The move to incorporate is smart. Consult with your attorney, accountant, and business advisor to define whether it’s a deal for you. They will guide you through the entire process.
- Get a corporate address and name
Conduct a corporate name search to make sure the name is unique. You don’t want to have trademark issues in the future.
- Choose a state to integrate in
Incorporating your business in your home state is not a good idea. There are numerous things to consider when selecting a location. They include tax rates, corporate laws, and incorporation costs.
- Choose the type of corporation
Define an ideal type of corporation for your company. This includes a limited liability company, C corporation, or S corporation. Look at the benefits of each and consult your advisor before moving forward.
- Choose company directors
A corporation must have directors. The position of directors must be filled in accordance with the articles of incorporation.
- Select your share type
Since corporations issue preferred and common stock, make sure you choose the best for your state.
- Get your certificate of incorporation
You can obtain this certification at the corporate filing offices for the regions where you incorporate.
- Processing and filing the incorporation
You will complete your incorporation process by an attorney or third party services. Irrespective of the option you prefer, you must file the incorporation with a certified agent.
Advantages of Forming a Corporation
The majority of small businesses in the United States are operated as a sole proprietorship. However, that grouping can leave the business owner liable for any legal issues linked to the business.
If you are planning to open a business, or you already run a business as a sole proprietorship or as a partnership. You may want to consider transforming it into a limited liability company or corporation.
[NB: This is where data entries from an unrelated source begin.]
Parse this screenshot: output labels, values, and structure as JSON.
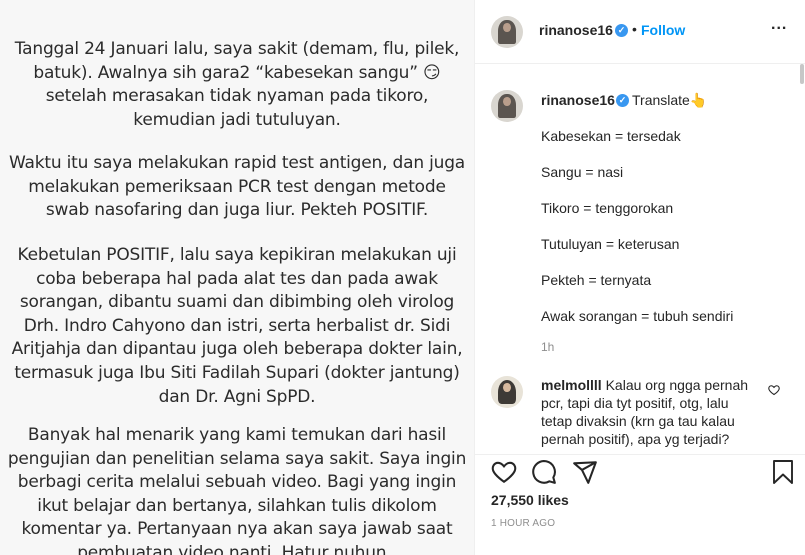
{
  "post_image": {
    "paragraphs": [
      [
        "Tanggal 24 Januari lalu, saya sakit (demam, flu, pilek,",
        "batuk). Awalnya sih gara2 “kabesekan sangu” 😏",
        "setelah merasakan tidak nyaman pada tikoro,",
        "kemudian jadi tutuluyan."
      ],
      [
        "Waktu itu saya melakukan rapid test antigen, dan juga",
        "melakukan pemeriksaan PCR test dengan metode",
        "swab nasofaring dan juga liur. Pekteh POSITIF."
      ],
      [
        "Kebetulan POSITIF, lalu saya kepikiran melakukan uji",
        "coba beberapa hal pada alat tes dan pada awak",
        "sorangan, dibantu suami dan dibimbing oleh virolog",
        "Drh. Indro Cahyono dan istri, serta herbalist dr. Sidi",
        "Aritjahja dan dipantau juga oleh beberapa dokter lain,",
        "termasuk juga Ibu Siti Fadilah Supari (dokter jantung)",
        "dan Dr. Agni SpPD."
      ],
      [
        "Banyak hal menarik yang kami temukan dari hasil",
        "pengujian dan penelitian selama saya sakit. Saya ingin",
        "berbagi cerita melalui sebuah video. Bagi yang ingin",
        "ikut belajar dan bertanya, silahkan tulis dikolom",
        "komentar ya. Pertanyaan nya akan saya jawab saat",
        "pembuatan video nanti. Hatur nuhun.."
      ]
    ]
  },
  "header": {
    "username": "rinanose16",
    "dot": "•",
    "follow_label": "Follow",
    "more_label": "..."
  },
  "caption": {
    "username": "rinanose16",
    "translate_label": "Translate👆",
    "lines": [
      "Kabesekan = tersedak",
      "Sangu = nasi",
      "Tikoro = tenggorokan",
      "Tutuluyan = keterusan",
      "Pekteh = ternyata",
      "Awak sorangan = tubuh sendiri"
    ],
    "time": "1h"
  },
  "comment": {
    "username": "melmollll",
    "text": "Kalau org ngga pernah pcr, tapi dia tyt positif, otg, lalu tetap divaksin (krn ga tau kalau pernah positif), apa yg terjadi?"
  },
  "actions": {
    "likes": "27,550 likes",
    "posted": "1 HOUR AGO"
  },
  "icons": {
    "like": "heart-icon",
    "comment": "comment-bubble-icon",
    "share": "share-plane-icon",
    "save": "bookmark-icon",
    "verified": "verified-badge-icon"
  },
  "colors": {
    "accent": "#0095f6",
    "verified": "#3897f0",
    "muted": "#8e8e8e",
    "text": "#262626"
  }
}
When running a business as an LLC or corporation, you might see perks in many areas like:
Corporations operate as separate legal entities from business owners’ personal lives. Any lawsuit or debts are incurred by the business and not the owner. A business with potential for cases must consult with an attorney and consider LLC. Incorporating will provide an additional layer of protection. However, it’s also good to get business liability insurance.
Taxation of the company is another benefit of incorporating. A corporation is taxed at a lower rate and has good taxable benefits. Discuss with your accountant concerning the tax benefits.
Funding a small business as a partnership or sole proprietorship is hard. Corporations sell company shares and make money easier than any other type of business structure.
Getting a proper valuation of a non-corporate business is difficult. Since corporation value is based on business and not the business owner, selling it is easy.